Editor’s note: A clinical trial testing a new prostate cancer drug called orteronel in volunteer patients found mixed results. Patients in the trial were treated with either orteronel plus the drug prednisone, or for comparison, prednisone alone. Patients who took orteronel had more time before their cancer worsened, but they did not live longer than patients who took only prednisone. All patients in the trial had metastatic castration-resistant prostate cancer, and none had previously been treated with chemotherapy.
“A pooled analysis of five phase III clinical trials suggests that the site of a metastatic castration-resistant prostate cancer (CRPC) patient’s metastases can predict overall survival following treatment with docetaxel. CRPC patients with liver metastases had the worst overall survival—a median of 12.1 months. Those patients with lung metastases fared slightly better with a median overall survival of 16.5 months. Patients with bone metastases, but no visceral metastases had relatively better outcomes—a median overall survival of 20.3 months.”
“Radium Ra 223 dichloride reduced the time to a first symptomatic skeletal event compared with placebo in patients with castration-resistant prostate cancer and symptomatic bone metastases, according to results of a randomized, double blind, phase 3 study.
“Researchers also determined radium Ra 223 dichloride (Xofigo, Bayer HealthCare) decreased use of external beam radiation therapy for bone pain and also decreased the need for spinal cord compression.
“The trial included 921 patients with castration-resistant prostate cancer and bone metastases.

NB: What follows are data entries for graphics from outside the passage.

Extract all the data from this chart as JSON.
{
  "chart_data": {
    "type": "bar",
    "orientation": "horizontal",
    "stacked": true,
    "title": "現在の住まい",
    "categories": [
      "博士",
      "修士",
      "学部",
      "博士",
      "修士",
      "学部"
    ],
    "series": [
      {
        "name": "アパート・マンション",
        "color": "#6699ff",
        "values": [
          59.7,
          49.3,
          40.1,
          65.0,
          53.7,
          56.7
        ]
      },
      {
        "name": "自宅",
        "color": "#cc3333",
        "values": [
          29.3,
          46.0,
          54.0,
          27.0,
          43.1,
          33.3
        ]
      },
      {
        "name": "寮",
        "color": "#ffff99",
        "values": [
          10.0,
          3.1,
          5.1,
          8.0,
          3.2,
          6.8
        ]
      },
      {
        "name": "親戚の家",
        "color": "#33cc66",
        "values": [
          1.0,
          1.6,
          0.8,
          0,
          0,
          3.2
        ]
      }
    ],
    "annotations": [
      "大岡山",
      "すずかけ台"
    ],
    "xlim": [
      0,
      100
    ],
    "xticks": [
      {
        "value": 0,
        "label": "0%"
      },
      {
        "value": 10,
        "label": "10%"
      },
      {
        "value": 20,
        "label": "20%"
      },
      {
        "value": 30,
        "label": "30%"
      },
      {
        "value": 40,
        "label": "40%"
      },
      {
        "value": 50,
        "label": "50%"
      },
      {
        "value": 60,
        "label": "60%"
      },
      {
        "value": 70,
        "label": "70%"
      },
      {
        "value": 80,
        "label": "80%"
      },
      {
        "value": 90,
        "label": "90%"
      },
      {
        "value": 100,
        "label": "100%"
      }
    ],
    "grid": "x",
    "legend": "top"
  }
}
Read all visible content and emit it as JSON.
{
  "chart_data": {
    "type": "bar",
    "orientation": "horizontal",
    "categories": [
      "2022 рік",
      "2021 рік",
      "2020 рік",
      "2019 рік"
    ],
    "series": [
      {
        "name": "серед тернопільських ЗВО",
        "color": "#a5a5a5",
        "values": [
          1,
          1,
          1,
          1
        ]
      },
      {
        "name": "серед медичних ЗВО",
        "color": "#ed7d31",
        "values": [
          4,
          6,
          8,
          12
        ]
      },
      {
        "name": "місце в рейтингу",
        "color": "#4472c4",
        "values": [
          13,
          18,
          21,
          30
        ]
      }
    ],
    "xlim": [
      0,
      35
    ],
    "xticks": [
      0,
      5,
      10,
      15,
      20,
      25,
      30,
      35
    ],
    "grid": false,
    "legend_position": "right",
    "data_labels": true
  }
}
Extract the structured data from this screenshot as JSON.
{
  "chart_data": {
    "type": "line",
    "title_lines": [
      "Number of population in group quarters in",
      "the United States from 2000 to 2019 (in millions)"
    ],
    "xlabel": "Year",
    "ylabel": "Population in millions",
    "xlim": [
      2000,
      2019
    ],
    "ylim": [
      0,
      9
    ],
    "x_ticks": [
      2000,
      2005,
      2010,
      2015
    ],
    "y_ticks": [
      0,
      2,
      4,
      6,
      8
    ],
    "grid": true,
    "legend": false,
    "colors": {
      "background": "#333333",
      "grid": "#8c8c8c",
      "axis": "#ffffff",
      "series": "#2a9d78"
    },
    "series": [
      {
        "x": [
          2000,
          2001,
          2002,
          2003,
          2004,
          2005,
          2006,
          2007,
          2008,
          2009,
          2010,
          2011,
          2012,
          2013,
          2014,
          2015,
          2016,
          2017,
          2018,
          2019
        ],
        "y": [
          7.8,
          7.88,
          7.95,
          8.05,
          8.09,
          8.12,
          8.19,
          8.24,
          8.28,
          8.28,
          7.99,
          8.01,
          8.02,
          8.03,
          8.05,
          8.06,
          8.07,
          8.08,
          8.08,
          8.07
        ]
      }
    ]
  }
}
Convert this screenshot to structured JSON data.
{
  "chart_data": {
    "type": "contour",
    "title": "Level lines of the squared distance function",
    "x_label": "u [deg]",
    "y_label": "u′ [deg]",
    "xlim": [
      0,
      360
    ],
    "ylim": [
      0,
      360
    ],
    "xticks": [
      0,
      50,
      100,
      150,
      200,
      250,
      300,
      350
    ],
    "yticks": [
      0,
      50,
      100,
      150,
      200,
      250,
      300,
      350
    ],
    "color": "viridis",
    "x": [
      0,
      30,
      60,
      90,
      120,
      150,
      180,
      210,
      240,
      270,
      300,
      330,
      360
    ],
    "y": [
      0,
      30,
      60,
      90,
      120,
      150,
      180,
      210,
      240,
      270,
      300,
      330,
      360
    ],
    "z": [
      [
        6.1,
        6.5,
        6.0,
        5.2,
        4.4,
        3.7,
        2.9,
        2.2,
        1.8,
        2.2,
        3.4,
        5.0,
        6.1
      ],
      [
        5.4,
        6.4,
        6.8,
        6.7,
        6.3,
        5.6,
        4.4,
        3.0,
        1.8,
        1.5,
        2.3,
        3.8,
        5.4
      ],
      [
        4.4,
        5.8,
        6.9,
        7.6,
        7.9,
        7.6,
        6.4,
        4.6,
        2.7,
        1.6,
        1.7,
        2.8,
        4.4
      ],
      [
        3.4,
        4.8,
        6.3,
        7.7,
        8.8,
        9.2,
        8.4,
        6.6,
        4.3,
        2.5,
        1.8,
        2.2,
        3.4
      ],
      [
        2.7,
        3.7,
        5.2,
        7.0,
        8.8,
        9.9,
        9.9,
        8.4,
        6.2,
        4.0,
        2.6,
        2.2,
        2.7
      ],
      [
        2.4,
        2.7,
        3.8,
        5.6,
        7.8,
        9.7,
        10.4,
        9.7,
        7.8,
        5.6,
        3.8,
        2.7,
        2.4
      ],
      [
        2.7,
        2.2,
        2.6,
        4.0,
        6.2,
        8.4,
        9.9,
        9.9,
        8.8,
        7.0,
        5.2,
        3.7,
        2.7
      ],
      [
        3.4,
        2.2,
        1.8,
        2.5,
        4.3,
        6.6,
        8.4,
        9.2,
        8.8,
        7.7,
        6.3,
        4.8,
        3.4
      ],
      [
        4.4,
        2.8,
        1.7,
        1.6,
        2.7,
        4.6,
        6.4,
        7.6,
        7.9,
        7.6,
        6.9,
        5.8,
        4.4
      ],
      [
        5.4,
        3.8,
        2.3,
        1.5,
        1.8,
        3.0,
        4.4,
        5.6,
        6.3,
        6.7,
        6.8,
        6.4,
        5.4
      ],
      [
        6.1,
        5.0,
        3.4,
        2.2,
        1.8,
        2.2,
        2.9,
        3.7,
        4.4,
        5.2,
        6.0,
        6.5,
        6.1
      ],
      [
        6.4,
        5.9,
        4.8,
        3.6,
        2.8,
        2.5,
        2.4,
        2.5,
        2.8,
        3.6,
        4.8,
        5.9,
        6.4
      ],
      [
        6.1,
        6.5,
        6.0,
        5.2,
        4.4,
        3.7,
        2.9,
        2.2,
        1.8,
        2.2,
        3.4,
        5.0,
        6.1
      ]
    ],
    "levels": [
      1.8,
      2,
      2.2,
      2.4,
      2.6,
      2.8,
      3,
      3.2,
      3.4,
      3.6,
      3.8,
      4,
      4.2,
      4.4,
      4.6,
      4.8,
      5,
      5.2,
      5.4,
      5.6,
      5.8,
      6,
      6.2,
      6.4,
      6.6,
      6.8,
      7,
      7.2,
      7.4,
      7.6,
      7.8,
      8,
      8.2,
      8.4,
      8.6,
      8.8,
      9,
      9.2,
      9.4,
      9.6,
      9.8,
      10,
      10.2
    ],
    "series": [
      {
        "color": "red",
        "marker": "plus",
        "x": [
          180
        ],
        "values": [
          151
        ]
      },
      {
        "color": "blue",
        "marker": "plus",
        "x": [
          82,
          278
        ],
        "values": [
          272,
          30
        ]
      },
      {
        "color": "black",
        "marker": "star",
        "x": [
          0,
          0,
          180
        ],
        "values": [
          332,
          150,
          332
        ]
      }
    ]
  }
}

Editor’s note: Last year, the U.S. Food and Drug Administration (FDA) approved the drug Xofigo for treating men with late-stage prostate cancer with bone metastases. (Read about the FDA-approval in a previous news story.) In this study, researchers found further benefit for the drug in patients with castration-resistant prostate cancer and symptomatic bone metastases.
“Prostate cancer mortality has declined by more than 60% compared with historical data for a cohort of conservatively managed patients followed for more than 20 years, a retrospective analysis showed.
“The findings will be reported in detail at the 50th anniversary meeting of the American Society of Clinical Oncology, which begins here May 30. Other ASCO-related prostate cancer data included in this edition of OncoBriefs come from studies of physical activity to counteract adverse effects of androgen-deprivation therapy (ADT) and preliminary clinical results from a trial of an investigational second-generation androgen inhibitor.”
Editor’s note: This article gives a good overview of some important prostate cancer news that will be discussed this weekend at the American Society of Clinical Oncology (ASCO) Annual Meeting. In addition to lower mortality and the benefits of physical activity for men treated with ADT, the article discusses promising results for a drug called ARN-509, which may benefit patients with metastatic castration-resistant prostate cancer.